Sunday, May 8, 2011

Feeder Activity Update, with Goldfinches

Spring migration update around our feeders:
  • Baltimore oriole seen fleetingly 2-3 times in the past week or so. We don't have an oriole feeder yet, but we do have a hummingbird feeder up, which orioles may be drawn to.
  • Two male rose-breasted grosbeaks seen yesterday and a male-female pair together on the feeder today
  • Ruby-throated hummingbird seen today
  • A friend had an orchard oriole at her feeder in Northfield
The above are all birds that may summer here. Also seen today on our front lawn were two Harris's sparrows with their distinctive black face and pinkish beak, which are merely passing through on their way to their much more northerly summer breeding grounds. The flock of white-throated and white-crowned sparrows that arrived a week ago reduced their numbers in recent days, and today for the first time we've not seen or heard them at all, so they are most likely on their way further north as well.

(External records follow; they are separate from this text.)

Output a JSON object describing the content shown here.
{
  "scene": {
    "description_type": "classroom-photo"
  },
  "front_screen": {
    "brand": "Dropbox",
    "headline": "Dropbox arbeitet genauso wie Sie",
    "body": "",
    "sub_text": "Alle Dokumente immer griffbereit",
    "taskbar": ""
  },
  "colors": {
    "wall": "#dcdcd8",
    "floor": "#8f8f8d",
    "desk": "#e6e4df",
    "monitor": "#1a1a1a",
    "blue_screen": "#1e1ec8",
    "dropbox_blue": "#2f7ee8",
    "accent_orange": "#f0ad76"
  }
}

I wrote yesterday of my joy in the unexpected arrival of our first-ever rose-breasted grosbeak at the feeder. The day had already been exciting with a sudden multiplication of American goldfinches at our feeders. We've been seeing up to about four at a time in recent days and weeks, but suddenly in the last couple of days we have seen groups of up to 13.


As you can see in the photo below, some of the birds are still completing their transition from the drab olive of the winter male to the brilliant yellow we usually associate with this small songbird.

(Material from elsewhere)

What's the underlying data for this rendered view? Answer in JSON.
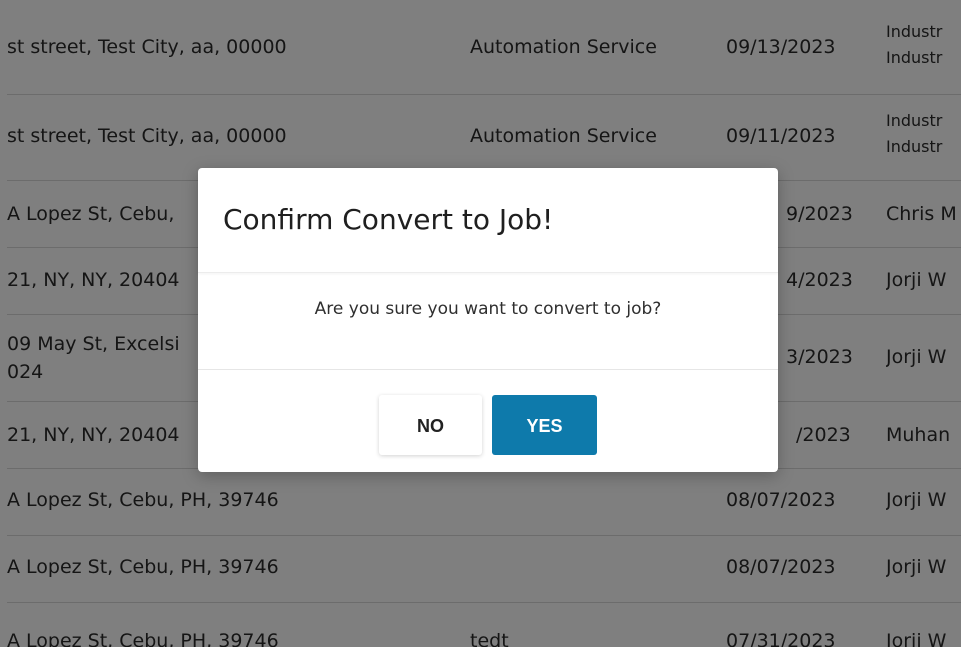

The goldfinches have been seen at our sunflower-seed hopper feeder, at the Nyjer seed sock-style feeder, at the large tube feeder which currently offers a mix of black-oil sunflower seed and safflower seed, and on the ground below the feeders. I sometimes refer to the sock feeder here as the thistleseed feeder, though I gather that Nyjer (formerly known as Niger or Niger thistle, but with a modern name change for marketing reasons that may be apparent) is not actually a thistle.


Below you can see five male goldfinches, two female goldfinches and a chipping sparrow. At the same time two more were on the sock feeder and two or three were on the tube feeder, both immediately above the area shown in this photo.